I look to my own art and wonder if I’m capable of that. How much of myself is really present in what I do? How much am I willing to give away in order to really make myself heard? How much are any of us willing to hand over?
I’ve never believed that I can explain where my ideas come from. They have sources of inspiration but beyond that, they have a life of their own. The projects I try to control are often the ones that tend to fail and I have to leave for dead. The ones that use me as a means to an end are the ones that really come alive and make people pause.
I’m not sure anymore what facet of the art world I fit into. I’m not sure I’m keen on certain venues and I struggle with the arrogance that is attached to much of the gallery world. I do know that once you make the decision to show your work, they pull from you to get what they want and don’t stop until they are done. It can really wear on you after a while and maybe that is what Harper was talking about. Maybe it’s the idea that the truly great work is the work that breaks you in some way. The work that changes you, the work that makes you into something that you weren’t before you started it.
These questions are important to me right now. I’m struggling with whether or not I should continue the art quilt series I’m working on that deals with violence against women. To do this work means to take it all in. To feel each practice, to understand the ramifications of it, to know what life for the victims is like. And I do view them as victims, even if their culture demands it as normal.
It’s important, it needs to be seen. It needs to have a voice that it hasn’t had before. Trapping it in fiber makes it unique. It takes a medium that is soft and comforting and stains it with violence. The contradiction is unsettling. I have one piece completed and another almost done. The speed with which they come together is unnerving. They are done, literally, almost instantly. There is a complete lack of control on my part.
I’ve promised myself that I will begin working again in February. Kind of a little bargain I made with myself. I’m hoping to complete a dozen pieces for this series. I have topics for eight, which means I will have to dig deeper and look harder for the secrets that women try to hide.

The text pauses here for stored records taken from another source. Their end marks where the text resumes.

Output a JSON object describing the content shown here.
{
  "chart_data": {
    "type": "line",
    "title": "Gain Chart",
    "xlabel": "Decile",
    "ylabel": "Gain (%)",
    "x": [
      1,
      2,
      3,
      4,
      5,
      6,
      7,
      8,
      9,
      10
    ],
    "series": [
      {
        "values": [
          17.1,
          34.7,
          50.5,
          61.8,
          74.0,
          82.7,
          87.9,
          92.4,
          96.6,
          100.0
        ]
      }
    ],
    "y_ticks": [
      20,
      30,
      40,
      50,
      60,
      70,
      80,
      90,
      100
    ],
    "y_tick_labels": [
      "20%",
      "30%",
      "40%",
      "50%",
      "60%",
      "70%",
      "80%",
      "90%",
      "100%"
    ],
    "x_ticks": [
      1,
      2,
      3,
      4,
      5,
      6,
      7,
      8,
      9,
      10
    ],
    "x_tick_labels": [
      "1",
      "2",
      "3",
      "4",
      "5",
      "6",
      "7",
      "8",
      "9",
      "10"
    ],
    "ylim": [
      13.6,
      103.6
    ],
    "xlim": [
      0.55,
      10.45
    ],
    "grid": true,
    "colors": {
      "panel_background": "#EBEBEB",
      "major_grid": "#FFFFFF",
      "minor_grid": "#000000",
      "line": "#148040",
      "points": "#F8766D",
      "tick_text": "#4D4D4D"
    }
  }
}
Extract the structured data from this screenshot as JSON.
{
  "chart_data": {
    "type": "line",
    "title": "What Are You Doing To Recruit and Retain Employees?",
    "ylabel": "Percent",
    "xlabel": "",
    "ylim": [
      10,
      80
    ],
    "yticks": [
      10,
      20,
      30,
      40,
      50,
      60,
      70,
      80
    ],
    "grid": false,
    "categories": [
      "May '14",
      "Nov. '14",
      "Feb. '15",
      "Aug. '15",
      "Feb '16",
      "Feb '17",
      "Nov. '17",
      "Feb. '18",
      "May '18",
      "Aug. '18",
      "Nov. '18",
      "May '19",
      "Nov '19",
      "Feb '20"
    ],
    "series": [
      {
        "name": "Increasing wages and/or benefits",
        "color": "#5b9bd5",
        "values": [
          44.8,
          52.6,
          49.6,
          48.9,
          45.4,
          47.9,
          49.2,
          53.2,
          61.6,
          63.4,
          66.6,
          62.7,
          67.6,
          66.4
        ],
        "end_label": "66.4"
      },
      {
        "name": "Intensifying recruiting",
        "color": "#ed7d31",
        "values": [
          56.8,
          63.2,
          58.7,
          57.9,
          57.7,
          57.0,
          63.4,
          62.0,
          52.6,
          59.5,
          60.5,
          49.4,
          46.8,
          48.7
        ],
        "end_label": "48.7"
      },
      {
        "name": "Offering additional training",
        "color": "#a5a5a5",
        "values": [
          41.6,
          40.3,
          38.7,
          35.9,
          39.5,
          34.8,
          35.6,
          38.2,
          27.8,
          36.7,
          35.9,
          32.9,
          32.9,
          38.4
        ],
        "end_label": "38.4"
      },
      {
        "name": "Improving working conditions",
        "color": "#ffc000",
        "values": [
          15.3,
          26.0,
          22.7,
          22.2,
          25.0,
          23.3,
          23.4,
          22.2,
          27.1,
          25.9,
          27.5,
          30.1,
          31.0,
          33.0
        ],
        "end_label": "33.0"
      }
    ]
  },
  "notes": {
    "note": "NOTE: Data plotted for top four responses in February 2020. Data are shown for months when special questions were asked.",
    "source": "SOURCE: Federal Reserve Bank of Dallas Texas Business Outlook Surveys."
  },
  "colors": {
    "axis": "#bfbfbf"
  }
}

And even now, even before February has arrived, I find myself wondering just how much this work will pull from me. Just how much it will take and if every time I will be willing to give it everything that it needs. It has a life of its own, one that I will need to absorb in order to finish it. But this direction feels right, it feels like this is the piece of the puzzle that’s been missing. And I know that I will see it through to the end.
How much of yourself do you put into your work? How much are you willing to give in order to really make it say what you want it to?